Line also became a major component in sculpture, most particularly in the mobiles of Alexander Calder. In these works, pieces of colored metal, wood, or tin were suspended from extended pieces of wire (which actually resembled and functioned as three-dimensional ''lines''). These twisted, dipped, swooped, and turned to create movement patterns that were linearly defined, and which could be described as drawings in space and into time.
Miro, in his paintings, used line as though it were wire or string playing games with and against bright colors and abstracted forms. And this device, toned down and made more interior and melancholy by Arshile Gorky, also lay at the heart of the paintings of some of the Abstract-Expressionists, most particularly Rothko (in his early phase), Baziotes, Gottlieb, and Motherwell. But it was Pollock who took line most to heart, and who used it most effectively to create his dense and linearly constructed ''drip'' paintings.
Line is an active thing. It can move with the speed and force of a hammerblow , and have the impact of a two-car collision (Kline). Or it can move with the darting, incisive dash of a hummingbird (Klee); the sudden swoop of a swallow (Lautrec); the thundering crash of Niagara Falls (Picasso); the subtle mysteriousness of a firefly (Graves); the lyrical grace of a butterfly (Matisse); or the inexorableness of a bullet seeking its target (Bacon).
But that is only the merest indication of what line can do, for it is as responsive and flexible as human sensibility.
No one in this century understood that better, or devoted more time to examining the almost infinite creative usages to which line can be put, than Saul Steinberg. One could almost say that he was obsessed with line and absolutely determined to probe into all its mysteries and possibilities in order to make it do things no one else had ever thought of making it do before.
Steinberg is the twentieth-century virtuoso of line, its champion and its prophet. In his hands, line creates outlandish people, cities, animals, and events with a few squiggles, dashes, or zigzags. It tells marvelous stories and makes outrageous visual puns; indicates differences in character through a choice of line; and creates wild pictorial landscapes, documents, and evidences of private musings by means of elegant Victorian curlicues, fake handwriting, fingerprints, and childlike scrawls. In one drawing, for instance, the speech of a young woman creates a flowerlike shape, while that of an older and rather pompous man becomes a solidly geometric structure. And in another drawing, the music of Verdi is represented as a flowery and linearly elegant script.
Steinberg is always full of surprises. Just when we think he has exhausted line's expressive possibilities, he comes up with a new device or a new application for an old one.
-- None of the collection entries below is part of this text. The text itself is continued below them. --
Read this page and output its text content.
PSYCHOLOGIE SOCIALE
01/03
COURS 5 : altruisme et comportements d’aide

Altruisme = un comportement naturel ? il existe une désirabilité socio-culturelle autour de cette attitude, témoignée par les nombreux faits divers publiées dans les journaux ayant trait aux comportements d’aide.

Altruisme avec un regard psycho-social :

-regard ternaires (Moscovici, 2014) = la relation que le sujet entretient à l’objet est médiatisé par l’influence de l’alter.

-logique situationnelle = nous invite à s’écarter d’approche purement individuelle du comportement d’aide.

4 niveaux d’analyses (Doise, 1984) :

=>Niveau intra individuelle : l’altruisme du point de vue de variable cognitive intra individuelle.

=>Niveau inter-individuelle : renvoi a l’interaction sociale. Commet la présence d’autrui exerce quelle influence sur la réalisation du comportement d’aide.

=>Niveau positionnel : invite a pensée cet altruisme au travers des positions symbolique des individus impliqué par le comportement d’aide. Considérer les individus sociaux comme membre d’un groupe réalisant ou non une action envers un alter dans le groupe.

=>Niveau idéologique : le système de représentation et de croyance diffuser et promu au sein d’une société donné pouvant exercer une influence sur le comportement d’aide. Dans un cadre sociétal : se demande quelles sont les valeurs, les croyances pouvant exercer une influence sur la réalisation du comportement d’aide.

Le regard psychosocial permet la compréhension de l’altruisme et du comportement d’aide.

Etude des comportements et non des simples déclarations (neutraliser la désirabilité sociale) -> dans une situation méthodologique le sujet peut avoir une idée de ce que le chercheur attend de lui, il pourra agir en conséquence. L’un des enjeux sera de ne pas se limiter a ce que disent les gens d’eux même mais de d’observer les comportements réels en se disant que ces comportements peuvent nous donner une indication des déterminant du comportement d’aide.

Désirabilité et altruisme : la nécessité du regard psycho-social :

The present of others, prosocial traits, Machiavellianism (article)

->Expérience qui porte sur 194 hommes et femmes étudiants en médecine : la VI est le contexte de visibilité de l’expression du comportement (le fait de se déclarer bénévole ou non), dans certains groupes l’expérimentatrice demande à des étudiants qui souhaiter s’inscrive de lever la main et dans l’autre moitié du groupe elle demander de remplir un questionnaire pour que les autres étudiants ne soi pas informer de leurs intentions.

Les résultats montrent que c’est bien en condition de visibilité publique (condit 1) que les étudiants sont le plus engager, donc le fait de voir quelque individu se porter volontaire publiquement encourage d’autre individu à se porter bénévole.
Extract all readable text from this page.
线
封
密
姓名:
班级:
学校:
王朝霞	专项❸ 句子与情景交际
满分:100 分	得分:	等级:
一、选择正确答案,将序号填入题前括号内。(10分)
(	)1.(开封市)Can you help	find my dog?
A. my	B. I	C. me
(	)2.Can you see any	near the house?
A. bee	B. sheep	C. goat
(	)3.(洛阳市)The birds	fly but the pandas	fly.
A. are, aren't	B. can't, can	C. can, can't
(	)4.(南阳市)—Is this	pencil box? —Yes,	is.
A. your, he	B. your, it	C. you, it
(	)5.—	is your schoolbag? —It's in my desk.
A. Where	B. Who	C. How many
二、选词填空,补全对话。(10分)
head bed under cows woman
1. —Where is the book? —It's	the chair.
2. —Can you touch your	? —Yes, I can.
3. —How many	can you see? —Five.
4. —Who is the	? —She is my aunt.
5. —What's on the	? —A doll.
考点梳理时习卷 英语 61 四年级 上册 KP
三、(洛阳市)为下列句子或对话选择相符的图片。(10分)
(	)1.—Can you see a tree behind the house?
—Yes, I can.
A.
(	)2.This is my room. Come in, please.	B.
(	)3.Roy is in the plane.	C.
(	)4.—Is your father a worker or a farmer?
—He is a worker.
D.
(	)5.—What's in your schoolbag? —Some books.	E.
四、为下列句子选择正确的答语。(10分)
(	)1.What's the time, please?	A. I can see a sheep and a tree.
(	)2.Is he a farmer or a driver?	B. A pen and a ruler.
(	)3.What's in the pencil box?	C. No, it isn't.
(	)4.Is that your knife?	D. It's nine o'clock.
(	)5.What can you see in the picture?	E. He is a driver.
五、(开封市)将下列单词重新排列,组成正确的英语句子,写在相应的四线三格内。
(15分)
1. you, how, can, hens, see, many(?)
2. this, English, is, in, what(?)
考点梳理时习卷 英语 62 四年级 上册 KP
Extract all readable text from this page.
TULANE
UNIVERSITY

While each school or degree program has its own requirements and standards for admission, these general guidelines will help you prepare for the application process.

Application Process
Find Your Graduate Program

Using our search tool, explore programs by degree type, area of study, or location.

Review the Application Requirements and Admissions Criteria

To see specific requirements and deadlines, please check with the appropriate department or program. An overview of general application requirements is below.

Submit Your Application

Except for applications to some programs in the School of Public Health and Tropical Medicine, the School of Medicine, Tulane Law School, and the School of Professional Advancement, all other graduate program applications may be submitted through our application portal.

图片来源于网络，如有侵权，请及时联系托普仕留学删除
Thus, between 1969 and 1971, he created a few huge ( 7 to 8 feet wide) panoramic views that incorporated literally dozens of linear devices he had invented over the years - plus a few well-placed rubber-stamp imprints. And he also found the time during those years to produce several remarkably clever tongue-in-cheek takeoffs on cubist still lifes.
Above all, Steinberg has always been very much his own man. He belongs to no movement or ''ism,'' owes very little if anything to any other artist (the one exception being Paul Klee), and subscribes to no artistic doctrine except creative watchfulness and imagination. His drawings look comfortable in both museums and magazines, and he himself straddles the worlds of cartooning and art with an ease not seen since the days of Daumier and Grosz. In short, Saul Steinberg is a wonder, and if his art isn't as ''pure'' as some might wish, it still is art in a very special and delightful way.